Partir à son heure

Il est arrivé sans prévenir. Ou si peu. Quelques indices par-ci, par-là, un inconfort, un tiraillement au bas du corps, comme les joueurs de hockey. Elle n’en parlait pas. Elle écoutait. Attentivement. Comme ce n’était qu’un chuchotement, elle se disait que c’était la faute au jardin, qui la tenait à genoux plus longtemps qu’elle aurait dû. Ou à la crème sur les asperges, qu’elle s’était servie deux fois plutôt qu’une. À son âge… Ou à notre petite marche en trio qu’on étirait trop souvent bien plus loin que le raisonnable. Quand il fait si beau et que la compagnie est agréable, c’est facile de perdre le temps en chemin.

Mais un m’men’né, la faute aux autres ne tenait plus la route. Même sans jardinage ni crème ni jeudi, ça chuchotait pareil. Même que ça s’est mis à fourmiller. L’évidence l’a rattrapée par en arrière : elle avait un indésirable qui ne disait pas son nom. Elle n’a rien dit encore, mais elle a collé son oreille encore plus près. Le signal était de moins en moins discret. Avant que tout le monde ne l’entende, elle n’a fait ni une ni deux, elle s’est cherché un interprète. Elle en a trouvé un bon, qui lui a traduit l’intérieur confus en langage clair. L’intrus avait un nom, ce nom trop commun qu’on n’ose pas prononcer, ou alors à voix basse, des fois que ça serait contagieux.

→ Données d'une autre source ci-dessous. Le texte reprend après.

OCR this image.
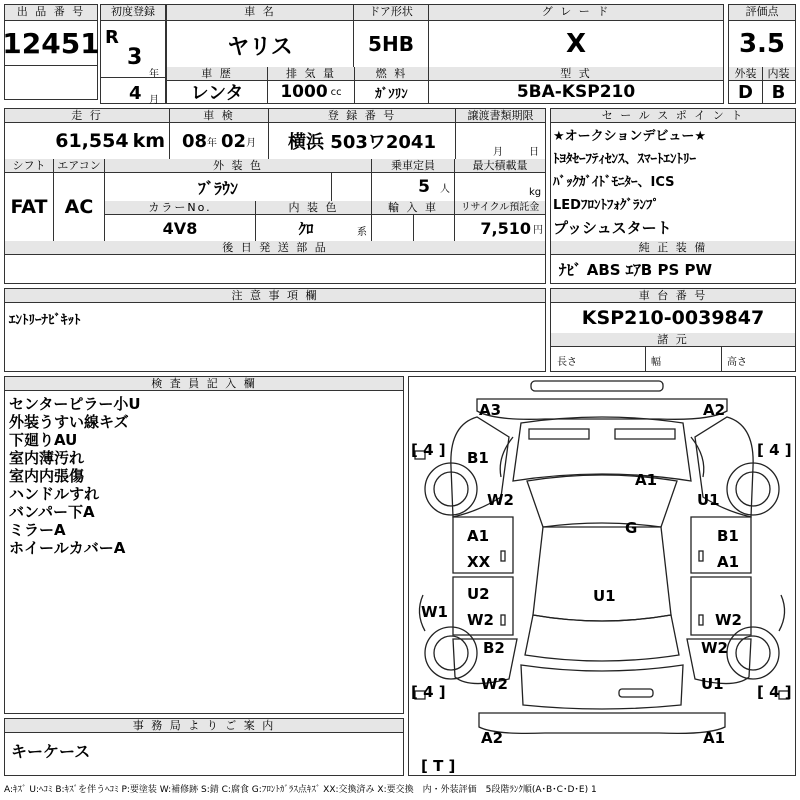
出 品 番 号
12451
初度登録
R
3
年
4 月
車 名
ヤリス
ドア形状
5HB
グ レ ー ド
X
車 歴
レンタ
排 気 量
1000 cc
燃 料
ｶﾞｿﾘﾝ
型 式
5BA-KSP210
評価点
3.5
外装	内装
D	B
走 行
61,554 km
車 検
08 年 02 月
登 録 番 号
横浜 503ワ2041
譲渡書類期限
月	日
シフト	エアコン
FAT AC
外 装 色
ﾌﾞﾗｳﾝ
乗車定員
5 人
最大積載量
kg
カラーNo.	内 装 色
4V8	ｸﾛ	系
輸 入 車	リサイクル預託金
7,510 円
後 日 発 送 部 品
セ ー ル ス ポ イ ン ト
★オークションデビュー★
ﾄﾖﾀｾｰﾌﾃｨｾﾝｽ、ｽﾏｰﾄｴﾝﾄﾘｰ
ﾊﾞｯｸｶﾞｲﾄﾞﾓﾆﾀｰ、ICS
LEDﾌﾛﾝﾄﾌｫｸﾞﾗﾝﾌﾟ
プッシュスタート
純 正 装 備
ﾅﾋﾞ ABS ｴｱB PS PW
注 意 事 項 欄
ｴﾝﾄﾘｰﾅﾋﾞｷｯﾄ
車 台 番 号
KSP210-0039847
諸 元
長さ	幅	高さ
検 査 員 記 入 欄
センターピラー小U
外装うすい線キズ
下廻りAU
室内薄汚れ
室内内張傷
ハンドルすれ
バンパー下A
ミラーA
ホイールカバーA
事 務 局 よ り ご 案 内
キーケース
[ 4 ]	[ 4 ]
[ 4 ]	[ 4 ]
[ T ]
A3	A2
B1
A1
W2	U1
A1	G	B1
XX	A1
U2	U1
W1 W2	W2
B2	W2
W2	U1
A2	A1
A:ｷｽﾞ U:ﾍｺﾐ B:ｷｽﾞを伴うﾍｺﾐ P:要塗装 W:補修跡 S:錆 C:腐食 G:ﾌﾛﾝﾄｶﾞﾗｽ点ｷｽﾞ XX:交換済み X:要交換　内・外装評価　5段階ﾗﾝｸ順(A･B･C･D･E) 1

Elle n’était pas du genre à se cacher la vérité sous des métaphores peureuses. Un beau jeudi, en plein milieu d’une petite marche, elle nous a mis les cartes sur table. Mes amies, c’est ça qui est ça. Mon indésirable est là pour rester. Six lettres qui tuent mieux que le temps qui passe. Le crabe, le monstre, le cancer, le salaud avait élu domicile chez elle sans lui demander son avis.

On a fait comme tout le monde, on a espéré que ça soit un bébé crabe à la carapace molle, que quelques pêcheurs bien outillés pourraient prendre au piège pour lui arracher les pinces et le cuire au court-bouillon. Elle a trouvé un pêcheur d’expérience. Il connaissait son affaire. En deux coups de cuiller à pot, il lui a concocté un bouillon d’onze heures auquel pas un crabe ne devait résister. Elle y a laissé quelques cheveux au passage, bien sûr, mais au bout du compte elle est retournée à la maison avec la tête duveteuse et le cœur en paix.

La trêve a duré quelques mois. On a repris nos petites marches du jeudi, le pas peut-être un peu plus lent qu’avant, mais comme on n’était pas pressées, notre trio s’en fichait bien. L’été a passé doucement. Le jardin a retrouvé sa jardinière qui n’avait rien perdu de son amour de la terre, sinon un peu d’endurance qu’elle avait laissée en otage au temps qui passe.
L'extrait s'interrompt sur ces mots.